Pomp And Circumstance

More than 320 Engler College of Business students were slated for graduation on December 13, including 151 undergraduates and 170 across our graduate programs. Preceding the ceremony, the College hosted a reception in the Classroom Center for graduates and their families. This has proven to be a very rewarding activity for the graduates, many of whom are online and have traveled great distances to come to Canyon. 

All but two of the undergraduates received the BBA degree, while the other two earned a BS. At the graduate level, students earned a variety of degrees, including the MBA, MSFE, MSCISBA, and MACC. Dr. Amjad Abdullat, Dean of the Engler College of Business, hooded all graduate-level students receiving their degrees.

The graduation ceremony, which is one of three that the University hosted, is a joyous time for all, but also difficult for meetups between students and faculty, because several thousand people are trying to exit the building at the same time. Even with unusually balmy weather this time around that made lingering comfortable, it is easy to miss one another while graduates and their families are busy taking photographs and heading to celebrations.

Several years ago, the Engler College launched its pre-graduation reception, offering campus and online graduates an opportunity to experience one last–or first–time where it all happens.
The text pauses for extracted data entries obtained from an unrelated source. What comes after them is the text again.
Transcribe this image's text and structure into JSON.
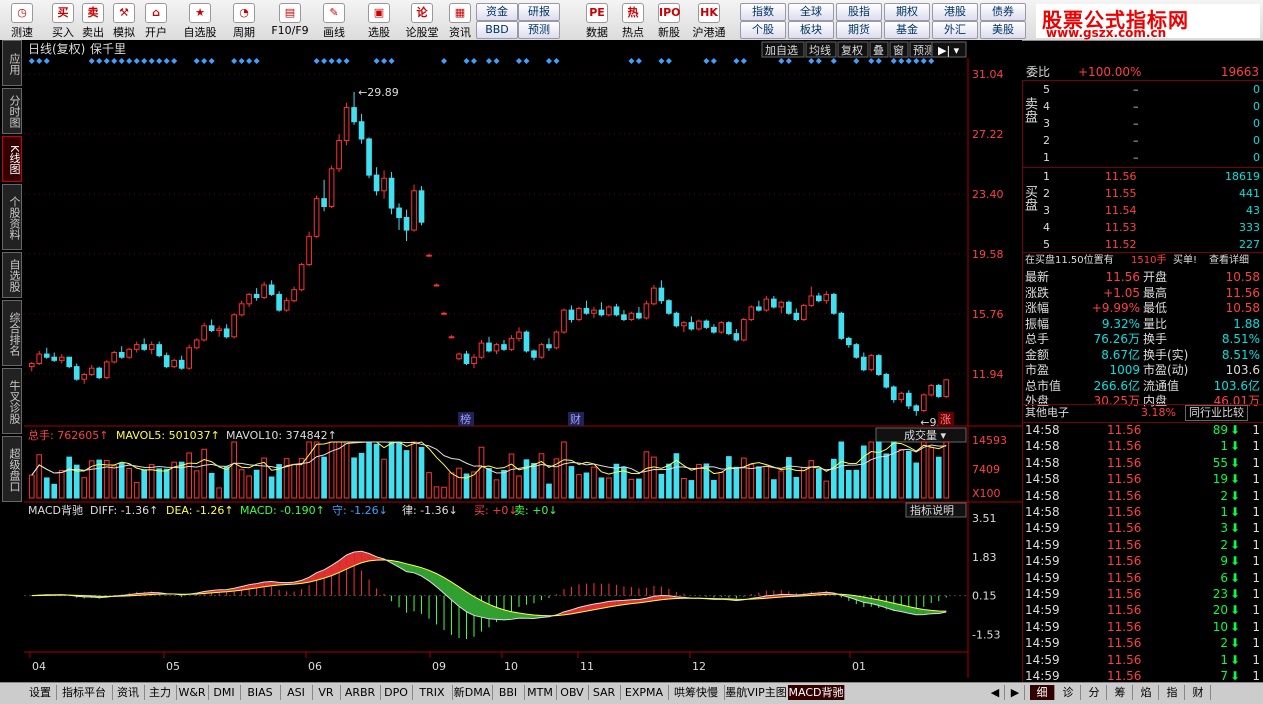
{
  "toolbar": {
    "tools": [
      {
        "label": "测速",
        "icon": "clock-icon",
        "glyph": "◷"
      },
      {
        "label": "买入",
        "icon": "buy-icon",
        "glyph": "买"
      },
      {
        "label": "卖出",
        "icon": "sell-icon",
        "glyph": "卖"
      },
      {
        "label": "模拟",
        "icon": "gavel-icon",
        "glyph": "⚒"
      },
      {
        "label": "开户",
        "icon": "lock-icon",
        "glyph": "⌂"
      },
      {
        "label": "自选股",
        "icon": "star-icon",
        "glyph": "★"
      },
      {
        "label": "周期",
        "icon": "cycle-icon",
        "glyph": "◔"
      },
      {
        "label": "F10/F9",
        "icon": "info-icon",
        "glyph": "▤"
      },
      {
        "label": "画线",
        "icon": "pen-icon",
        "glyph": "✎"
      },
      {
        "label": "选股",
        "icon": "screen-icon",
        "glyph": "▣"
      },
      {
        "label": "论股堂",
        "icon": "forum-icon",
        "glyph": "论"
      },
      {
        "label": "资讯",
        "icon": "news-icon",
        "glyph": "▦"
      },
      {
        "label": "数据",
        "icon": "pe-icon",
        "glyph": "PE"
      },
      {
        "label": "热点",
        "icon": "hot-icon",
        "glyph": "热"
      },
      {
        "label": "新股",
        "icon": "ipo-icon",
        "glyph": "IPO"
      },
      {
        "label": "沪港通",
        "icon": "sse-hk-icon",
        "glyph": "HK"
      }
    ],
    "mid_buttons": [
      "资金",
      "研报",
      "BBD",
      "预测"
    ],
    "right_buttons": [
      "指数",
      "全球",
      "股指",
      "期权",
      "港股",
      "债券",
      "个股",
      "板块",
      "期货",
      "基金",
      "外汇",
      "美股"
    ]
  },
  "logo": {
    "title": "股票公式指标网",
    "url": "www.gszx.com.cn"
  },
  "left_tabs": [
    "应用",
    "分时图",
    "K线图",
    "个股资料",
    "自选股",
    "综合排名",
    "牛叉诊股",
    "超级盘口"
  ],
  "chart_header": {
    "title": "日线(复权)",
    "stock": "保千里",
    "buttons": [
      "加自选",
      "均线",
      "复权",
      "叠",
      "窗",
      "预测"
    ]
  },
  "chart_data": {
    "type": "candlestick",
    "y_ticks": [
      "31.04",
      "27.22",
      "23.40",
      "19.58",
      "15.76",
      "11.94"
    ],
    "x_ticks": [
      "04",
      "05",
      "06",
      "09",
      "10",
      "11",
      "12",
      "01"
    ],
    "high_label": "29.89",
    "low_label": "9.27",
    "event_labels": [
      "榜",
      "财",
      "涨"
    ],
    "candles": [
      [
        12.4,
        12.7,
        12.1,
        12.6
      ],
      [
        12.6,
        13.4,
        12.5,
        13.2
      ],
      [
        13.2,
        13.6,
        12.9,
        13.0
      ],
      [
        13.0,
        13.3,
        12.7,
        12.8
      ],
      [
        12.8,
        13.2,
        12.6,
        13.0
      ],
      [
        13.0,
        13.0,
        12.3,
        12.4
      ],
      [
        12.4,
        12.6,
        11.5,
        11.6
      ],
      [
        11.6,
        12.0,
        11.3,
        11.9
      ],
      [
        11.9,
        12.5,
        11.8,
        12.3
      ],
      [
        12.3,
        12.4,
        11.6,
        11.7
      ],
      [
        11.7,
        12.8,
        11.6,
        12.7
      ],
      [
        12.7,
        13.4,
        12.6,
        13.3
      ],
      [
        13.3,
        13.7,
        12.9,
        13.0
      ],
      [
        13.0,
        13.6,
        12.9,
        13.5
      ],
      [
        13.5,
        14.0,
        13.3,
        13.8
      ],
      [
        13.8,
        14.2,
        13.4,
        13.5
      ],
      [
        13.5,
        14.0,
        13.2,
        13.8
      ],
      [
        13.8,
        14.0,
        13.0,
        13.1
      ],
      [
        13.1,
        13.3,
        12.3,
        12.4
      ],
      [
        12.4,
        12.9,
        12.3,
        12.8
      ],
      [
        12.8,
        13.1,
        12.2,
        12.3
      ],
      [
        12.3,
        13.8,
        12.2,
        13.6
      ],
      [
        13.6,
        14.2,
        13.5,
        14.1
      ],
      [
        14.1,
        15.2,
        14.0,
        15.0
      ],
      [
        15.0,
        15.4,
        14.6,
        14.7
      ],
      [
        14.7,
        15.0,
        14.3,
        14.8
      ],
      [
        14.8,
        15.1,
        14.2,
        14.3
      ],
      [
        14.3,
        15.8,
        14.2,
        15.7
      ],
      [
        15.7,
        16.6,
        15.6,
        16.4
      ],
      [
        16.4,
        17.1,
        16.2,
        17.0
      ],
      [
        17.0,
        17.4,
        16.6,
        16.8
      ],
      [
        16.8,
        17.8,
        16.7,
        17.6
      ],
      [
        17.6,
        17.9,
        16.9,
        17.0
      ],
      [
        17.0,
        17.2,
        15.9,
        16.0
      ],
      [
        16.0,
        16.8,
        15.9,
        16.6
      ],
      [
        16.6,
        17.5,
        16.5,
        17.3
      ],
      [
        17.3,
        19.0,
        17.2,
        18.9
      ],
      [
        18.9,
        21.0,
        18.8,
        20.7
      ],
      [
        20.7,
        23.3,
        20.6,
        23.1
      ],
      [
        23.1,
        24.3,
        22.3,
        22.6
      ],
      [
        22.6,
        25.2,
        22.5,
        25.0
      ],
      [
        25.0,
        27.2,
        24.8,
        26.8
      ],
      [
        26.8,
        29.2,
        26.5,
        28.9
      ],
      [
        28.9,
        29.9,
        27.8,
        28.0
      ],
      [
        28.0,
        28.5,
        26.6,
        26.9
      ],
      [
        26.9,
        27.0,
        24.4,
        24.6
      ],
      [
        24.6,
        25.1,
        23.3,
        23.6
      ],
      [
        23.6,
        24.9,
        23.1,
        24.4
      ],
      [
        24.4,
        24.8,
        22.1,
        22.5
      ],
      [
        22.5,
        22.8,
        21.1,
        21.9
      ],
      [
        21.9,
        22.4,
        20.4,
        21.1
      ],
      [
        21.1,
        24.0,
        21.0,
        23.6
      ],
      [
        23.6,
        23.9,
        21.4,
        21.6
      ],
      [
        19.5,
        19.6,
        19.4,
        19.5
      ],
      [
        17.6,
        17.7,
        17.5,
        17.6
      ],
      [
        15.8,
        15.9,
        15.7,
        15.8
      ],
      [
        14.3,
        14.4,
        14.2,
        14.3
      ],
      [
        12.9,
        13.3,
        12.8,
        13.2
      ],
      [
        13.2,
        13.4,
        12.5,
        12.6
      ],
      [
        12.6,
        13.2,
        12.3,
        13.0
      ],
      [
        13.0,
        14.1,
        12.9,
        13.9
      ],
      [
        13.9,
        14.3,
        13.3,
        13.4
      ],
      [
        13.4,
        13.9,
        13.2,
        13.8
      ],
      [
        13.8,
        14.1,
        13.4,
        13.5
      ],
      [
        13.5,
        14.4,
        13.4,
        14.2
      ],
      [
        14.2,
        14.9,
        14.0,
        14.6
      ],
      [
        14.6,
        14.7,
        13.3,
        13.4
      ],
      [
        13.4,
        13.5,
        12.8,
        13.0
      ],
      [
        13.0,
        13.9,
        12.9,
        13.8
      ],
      [
        13.8,
        14.2,
        13.4,
        13.6
      ],
      [
        13.6,
        14.7,
        13.5,
        14.6
      ],
      [
        14.6,
        16.1,
        14.5,
        16.0
      ],
      [
        16.0,
        16.3,
        15.2,
        15.4
      ],
      [
        15.4,
        16.2,
        15.3,
        16.1
      ],
      [
        16.1,
        16.6,
        15.7,
        15.8
      ],
      [
        15.8,
        16.2,
        15.5,
        16.0
      ],
      [
        16.0,
        16.5,
        15.6,
        15.7
      ],
      [
        15.7,
        16.3,
        15.6,
        16.2
      ],
      [
        16.2,
        16.4,
        15.6,
        15.7
      ],
      [
        15.7,
        16.0,
        15.3,
        15.4
      ],
      [
        15.4,
        15.9,
        15.3,
        15.8
      ],
      [
        15.8,
        16.2,
        15.4,
        15.5
      ],
      [
        15.5,
        16.6,
        15.4,
        16.4
      ],
      [
        16.4,
        17.6,
        16.3,
        17.4
      ],
      [
        17.4,
        17.9,
        16.4,
        16.6
      ],
      [
        16.6,
        16.7,
        15.7,
        15.8
      ],
      [
        15.8,
        15.9,
        14.9,
        15.0
      ],
      [
        15.0,
        15.3,
        14.6,
        15.2
      ],
      [
        15.2,
        15.6,
        14.7,
        14.8
      ],
      [
        14.8,
        15.4,
        14.7,
        15.3
      ],
      [
        15.3,
        15.4,
        14.8,
        14.9
      ],
      [
        14.9,
        15.1,
        14.5,
        14.6
      ],
      [
        14.6,
        15.3,
        14.5,
        15.2
      ],
      [
        15.2,
        15.3,
        14.4,
        14.5
      ],
      [
        14.5,
        14.8,
        14.0,
        14.1
      ],
      [
        14.1,
        15.5,
        14.0,
        15.4
      ],
      [
        15.4,
        16.3,
        15.3,
        16.2
      ],
      [
        16.2,
        16.6,
        15.9,
        16.0
      ],
      [
        16.0,
        16.9,
        15.9,
        16.7
      ],
      [
        16.7,
        16.9,
        16.1,
        16.2
      ],
      [
        16.2,
        16.6,
        15.8,
        16.5
      ],
      [
        16.5,
        16.6,
        15.7,
        15.8
      ],
      [
        15.8,
        16.1,
        15.3,
        15.4
      ],
      [
        15.4,
        16.4,
        15.3,
        16.3
      ],
      [
        16.3,
        17.5,
        16.2,
        16.9
      ],
      [
        16.9,
        17.1,
        16.5,
        16.6
      ],
      [
        16.6,
        17.2,
        16.4,
        17.0
      ],
      [
        17.0,
        17.1,
        15.7,
        15.8
      ],
      [
        15.8,
        15.9,
        14.1,
        14.2
      ],
      [
        14.2,
        14.3,
        13.6,
        13.8
      ],
      [
        13.8,
        13.9,
        12.9,
        13.0
      ],
      [
        13.0,
        13.3,
        12.1,
        12.2
      ],
      [
        12.2,
        13.2,
        12.1,
        13.1
      ],
      [
        13.1,
        13.2,
        11.8,
        11.9
      ],
      [
        11.9,
        12.0,
        11.0,
        11.1
      ],
      [
        11.1,
        11.2,
        10.1,
        10.3
      ],
      [
        10.3,
        10.8,
        10.1,
        10.7
      ],
      [
        10.7,
        10.9,
        9.7,
        9.9
      ],
      [
        9.9,
        10.0,
        9.27,
        9.6
      ],
      [
        9.6,
        10.7,
        9.5,
        10.6
      ],
      [
        10.6,
        11.3,
        10.5,
        11.2
      ],
      [
        11.2,
        11.3,
        10.4,
        10.5
      ],
      [
        10.5,
        11.6,
        10.4,
        11.56
      ]
    ],
    "volume": {
      "label": "总手",
      "value": "762605",
      "ma5_label": "MAVOL5",
      "ma5": "501037",
      "ma10_label": "MAVOL10",
      "ma10": "374842",
      "ticks": [
        "14593",
        "7409",
        "X100"
      ],
      "selector": "成交量"
    },
    "macd": {
      "label": "MACD背驰",
      "diff": "DIFF: -1.36",
      "dea": "DEA: -1.26",
      "macd": "MACD: -0.190",
      "shou": "守: -1.26",
      "lv": "律: -1.36",
      "buy": "买: +0",
      "sell": "卖: +0",
      "ticks": [
        "3.51",
        "1.83",
        "0.15",
        "-1.53"
      ],
      "explain": "指标说明"
    }
  },
  "quote": {
    "weibi_label": "委比",
    "weibi": "+100.00%",
    "weibi_vol": "19663",
    "sell_label": "卖盘",
    "buy_label": "买盘",
    "sells": [
      [
        "5",
        "–",
        "0"
      ],
      [
        "4",
        "–",
        "0"
      ],
      [
        "3",
        "–",
        "0"
      ],
      [
        "2",
        "–",
        "0"
      ],
      [
        "1",
        "–",
        "0"
      ]
    ],
    "buys": [
      [
        "1",
        "11.56",
        "18619"
      ],
      [
        "2",
        "11.55",
        "441"
      ],
      [
        "3",
        "11.54",
        "43"
      ],
      [
        "4",
        "11.53",
        "333"
      ],
      [
        "5",
        "11.52",
        "227"
      ]
    ],
    "notice_a": "在买盘11.50位置有",
    "notice_b": "1510手",
    "notice_c": "买单!",
    "notice_link": "查看详细",
    "stats": [
      [
        "最新",
        "11.56",
        "开盘",
        "10.58"
      ],
      [
        "涨跌",
        "+1.05",
        "最高",
        "11.56"
      ],
      [
        "涨幅",
        "+9.99%",
        "最低",
        "10.58"
      ],
      [
        "振幅",
        "9.32%",
        "量比",
        "1.88"
      ],
      [
        "总手",
        "76.26万",
        "换手",
        "8.51%"
      ],
      [
        "金额",
        "8.67亿",
        "换手(实)",
        "8.51%"
      ],
      [
        "市盈",
        "1009",
        "市盈(动)",
        "103.6"
      ],
      [
        "总市值",
        "266.6亿",
        "流通值",
        "103.6亿"
      ],
      [
        "外盘",
        "30.25万",
        "内盘",
        "46.01万"
      ]
    ],
    "sector_label": "其他电子",
    "sector_pct": "3.18%",
    "sector_btn": "同行业比较",
    "ticks": [
      [
        "14:58",
        "11.56",
        "89"
      ],
      [
        "14:58",
        "11.56",
        "1"
      ],
      [
        "14:58",
        "11.56",
        "55"
      ],
      [
        "14:58",
        "11.56",
        "19"
      ],
      [
        "14:58",
        "11.56",
        "2"
      ],
      [
        "14:58",
        "11.56",
        "1"
      ],
      [
        "14:59",
        "11.56",
        "3"
      ],
      [
        "14:59",
        "11.56",
        "2"
      ],
      [
        "14:59",
        "11.56",
        "9"
      ],
      [
        "14:59",
        "11.56",
        "6"
      ],
      [
        "14:59",
        "11.56",
        "23"
      ],
      [
        "14:59",
        "11.56",
        "20"
      ],
      [
        "14:59",
        "11.56",
        "10"
      ],
      [
        "14:59",
        "11.56",
        "2"
      ],
      [
        "14:59",
        "11.56",
        "1"
      ],
      [
        "14:59",
        "11.56",
        "7"
      ]
    ]
  },
  "bottom_tabs": [
    "设置",
    "指标平台",
    "资讯",
    "主力",
    "W&R",
    "DMI",
    "BIAS",
    "ASI",
    "VR",
    "ARBR",
    "DPO",
    "TRIX",
    "新DMA",
    "BBI",
    "MTM",
    "OBV",
    "SAR",
    "EXPMA",
    "哄筹快慢",
    "墨航VIP主图",
    "MACD背驰"
  ],
  "bottom_right_tabs": [
    "细",
    "诊",
    "分",
    "筹",
    "焰",
    "指",
    "财"
  ]
}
For online students, it is confirmation that the Engler College of Business is a legitimate school with full-time faculty and staff who live and work here, not adjuncts scattered across the country. This alone has increasingly become a strong selling point for our programs. The reception was held from 11:00-12:30.

Perhaps the best part of the reception is students getting to meet their professors for the first time. While they have interacted with them online across the months and courses, they never been able to put a face on it. Meeting the students is also rewarding for the faculty.

Proud students and their loved ones strolled the second floor, shaking hands with and hugging their acquaintances, even if it was for the very first time. A large classroom was set up for photos; the Alumni Association had a table offering their memberships as well as class rings. And the faculty were scattered up and down the hall, a welcoming receiving line.

Following the reception, it was off to the First United Bank Center for the 2:00 ceremony. More than 50% of all WT graduating students this semester were first-generation college students in their families, and in the case of the College of Business, many of the graduate-level students were the first in their families to earn a master’s degree.

For the students, it was the happy end of a journey, but also the beginning of a new chapter. As for the faculty, it was a semi-annual party in which we see the happy celebrants with the fingerprints of their professors all over them. Next May we will do it again. The potter-and-clay metaphor is a fitting way to describe the process, the new graduates with diplomas in hand a vessel that has been fired and glazed in preparation for their lives ahead.